Will Gordon’s advice for young college golfers? Stick to what’s comfortable.

It’s a formula that is working for Gordon, a junior at Vanderbilt. But just like any lesson, this one had to be learned – and Gordon did so the hard way.

As a freshman, Gordon posted six top-10s in 11 events while sharing medalist honors at the Schenkel Invitational. He was second on the team in scoring average (70.88) and finished the season ranked 16th in the Golfweek/Sagarin rankings.

“He had a lot of success as a freshman – All-SEC, All-American, the only freshman on the Palmer Cup team,” Vanderbilt coach Scott Limbaugh said. “A lot happened, and we probably didn’t manage it as good as it needed to be managed.”

Expectations skyrocketed for Gordon. But soon after a strong summer that included a semifinals appearance at the Western Amateur, his golf game fell flat. Gordon’s only top-10 in 11 starts came in the 18-hole stroke-play portion of the East Lake Cup. His scoring average dipped to 72.78 and after a T-65 finish at the NCAA Championship, Gordon didn’t reach the 16th hole in match-play losses to UNLV’s John Oda and Oregon’s Wyndham Clark. He ended the season ranked 116th by Golfweek.

“I wasn’t that far off but my scores just weren’t showing up,” Gordon said. “I was overcomplicating golf, and had too many voices in my head and too many thoughts of how I had to play and do certain things.”

Said Limbaugh: “He got a taste of success, but he forgot how he got to where he was.”

Last summer after missed cuts at the Sunnehanna and Northeast amateurs, Gordon returned home to Davidson, N.C., and took a step back in time. He found comfort in old practice habits, including mirror work, and switched golf balls, returning to the Titleist Pro V1x. He also improved his putting inside of 8 feet, an area that had intensified the gifted ballstriker’s struggles.

All the while, he was rediscovering his confidence.

“I kind of had drifted away from the things I knew made me successful, for whatever reason,” Gordon said. “I got back to those … and then things just started clicking.”

Gordon again made match play at the Western and U.S. Amateur, and then notched two top-10s in four events this fall before winning the East Lake Cup stroke-play medal. (He also won both of his matches at East Lake to help the Commodores to the title.) He leads the team in scoring average (69.85) and is ranked 10th by Golfweek.
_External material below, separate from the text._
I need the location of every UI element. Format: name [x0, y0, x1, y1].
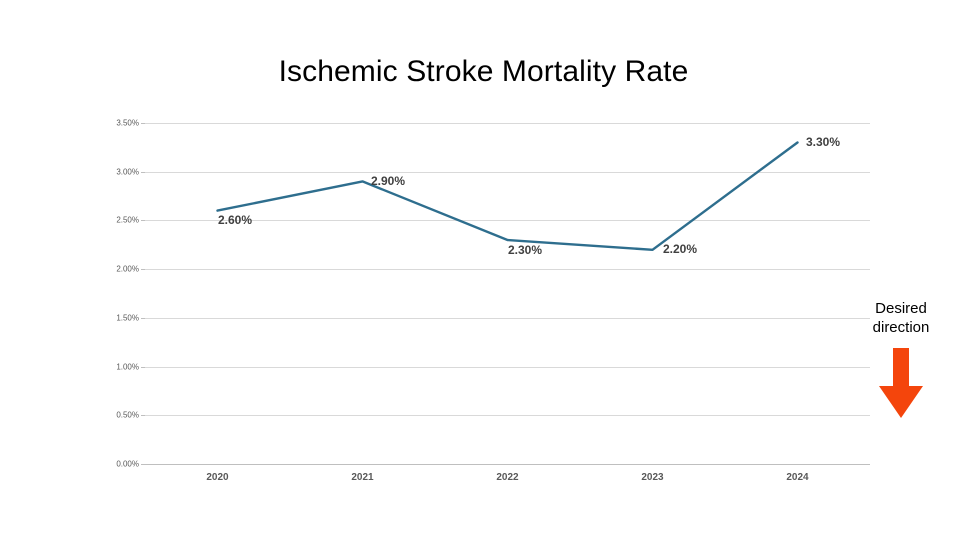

“Once you start thinking about the finish line and all the little results and awards and recognitions that come along with it, it robs the joy from the whole deal,” Limbaugh said. “Will’s in a solid place right now. Sometimes you have to go to that other side to appreciate the good times, and he’s appreciating the good times a lot more right now.

“… He’s raising the bar for us right now.”
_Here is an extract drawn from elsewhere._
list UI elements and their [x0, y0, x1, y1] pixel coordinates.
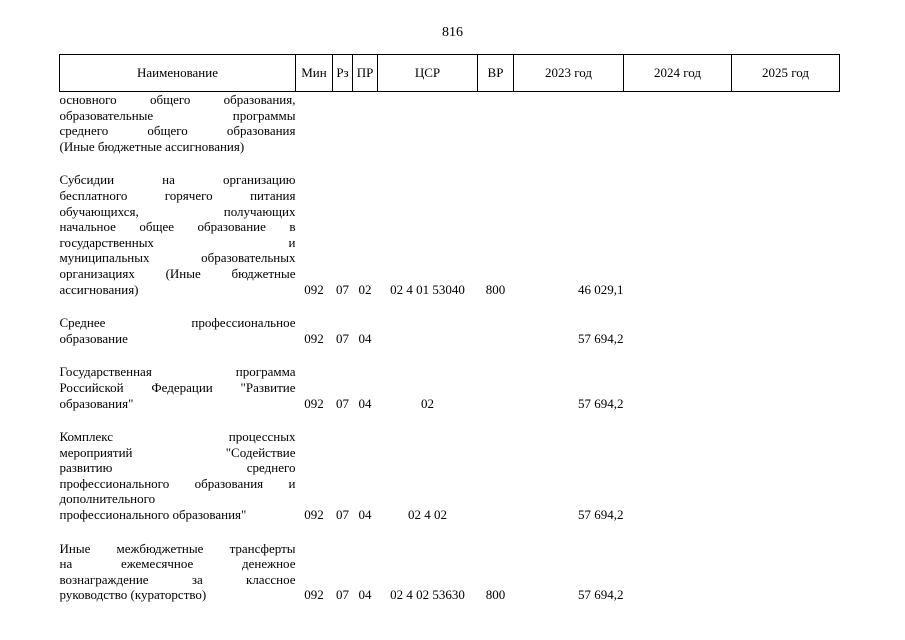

After a T-3 finish in the Sun Bowl Andeavor All-America Golf Classic, Gordon flew from El Paso, Texas, to Charlotte, N.C., on Tuesday night, and then made the short drive north to Davidson. Gordon won’t play a tournament again until the Jones Cup in February, so he’ll spend the holidays with his family, including his host brother from Nigeria, Nathan Ekwu, a 6-foot-7, 235-pound forward on the Davidson College basketball team.

A good player in his own right, Gordon said he hasn’t played Ekwu 1-on-1 in a couple of years but that he did beat Ekwu once … in 15 tries.

“Now, I usually go rebound for him,” Gordon said.

As evidenced by his golf game, Gordon is quite good at that.